2/18/22
This morning I had here the most incredible event, it was singular, remarkable, miraculous.
I was having my tea at the small table in the kitchen whilst watching a small furry bunny scratching. for food under the bird feeder when, suddenly and explosively. the little fellow was gone! But not before I could identify the author of his rapid and unexpected exit.
Glacies Serpentis!!! I was astonished but, clearly, I could make the identification in the instant through myriad details including the angularity of the jaws and the prominent "Black Diamond" marking on the flared hood of the beast. An incontrovertible insignia of this specie.
Amazing to witness this incredible creature so far form its (Previously to today) accepted habitat.
"Snow Snakes," as the 18th century voyageurs, in the far north, named them, are rarely witnessed south of Hudson Bay.
And given the fact that they are top predators, they are extremely rare. Too many of them in any one place quickly exhausts the supply of furry little bunnies etc.
They can be up to a meter in length and are nearly completely white, save for the black diamond visible with the occipital flare as mentioned above. Thus are difficult to see, especially with overhead limb shadows on the snows.
So what explains its materialization here in the valley of the Mississippi?
The last documented U.S. sighting of a specimen was in1891 near Watersmeet, Upper Peninsula of Michigan. (A sighting I might add, by a bonafide observer. Also, in the 19th century several credible reports were logged by surveyors and copper prospectors on the Keweenaw Peninsula.
From the aforementioned Watersmeet it is not a great distance to the headwaters of the Chippewa River, and not far distant from this farm is that river's confluence with Mississippi.
Glacies Serpentis are powerful swimmers. Legion must be the number of unfortunate mother hen ducks whose anguish was felt when looking back at her followers had witnessed the seeming vaporization one of the tiny fuzzy ducklings.
So it is not out of the question to think that one of those noble creatures could descend the Chippewa and, likewise, ascend the Mississippi, and, hence the Bogus Creek here in back of this place.
Interestingly they are impossible to maintain in captivity. Artificial snow (i.e. Man-made, manufactured snow,) does not sustain the creature.

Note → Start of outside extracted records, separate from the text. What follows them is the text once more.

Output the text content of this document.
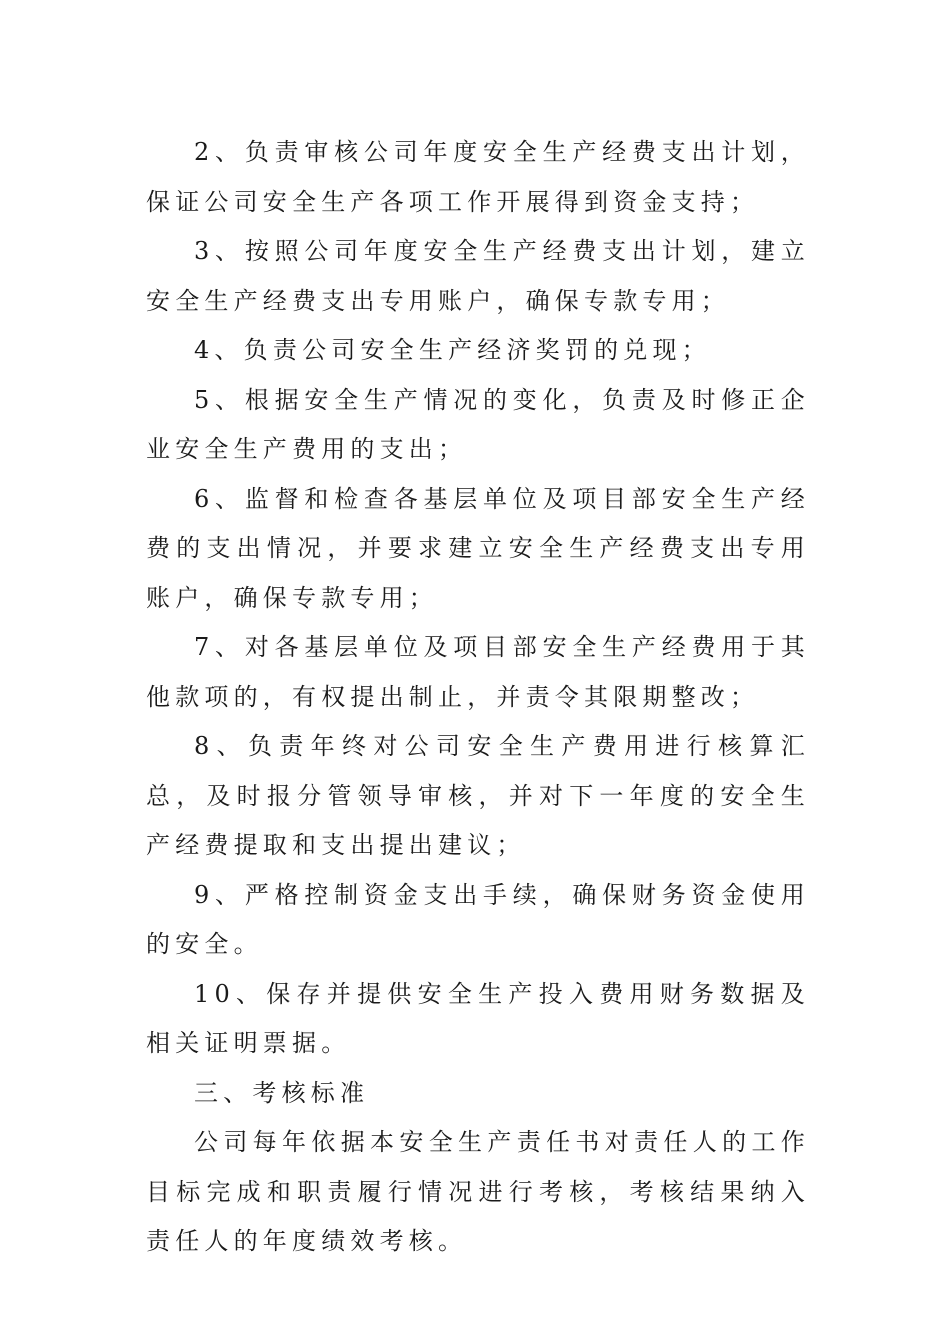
2、负责审核公司年度安全生产经费支出计划，保证公司安全生产各项工作开展得到资金支持；

3、按照公司年度安全生产经费支出计划，建立安全生产经费支出专用账户，确保专款专用；

4、负责公司安全生产经济奖罚的兑现；

5、根据安全生产情况的变化，负责及时修正企业安全生产费用的支出；

6、监督和检查各基层单位及项目部安全生产经费的支出情况，并要求建立安全生产经费支出专用账户，确保专款专用；

7、对各基层单位及项目部安全生产经费用于其他款项的，有权提出制止，并责令其限期整改；

8、负责年终对公司安全生产费用进行核算汇总，及时报分管领导审核，并对下一年度的安全生产经费提取和支出提出建议；

9、严格控制资金支出手续，确保财务资金使用的安全。

10、保存并提供安全生产投入费用财务数据及相关证明票据。

三、考核标准

公司每年依据本安全生产责任书对责任人的工作目标完成和职责履行情况进行考核，考核结果纳入责任人的年度绩效考核。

Notwithstanding the fact that it is a big hassle to keep all those tiny furry bunnies on hand in miniature cages.
I sat the rest of the day at the end of that little table but, apparently, this morning's was the last of the little bunnies.
Still, I possess the ultimate honor of making my credentialed report am anxious to make that report to my fellow colleagues upon my return to The Institute.
I am going to tell old Barney in #330 to put this in his pipe and smoke it, the way he goes on about hunting elephants in South America and all that tripe about the Elephant Graveyard down there he discovered and so forth.
And Marv, too, in #355 blowing all the time about designing that blasted doohickey for time travels! What good is it if it only transports a fellow back no more than 33 seconds?
Needs work Marty.
Eat your heart out now that I have Glacies Serpentis to report.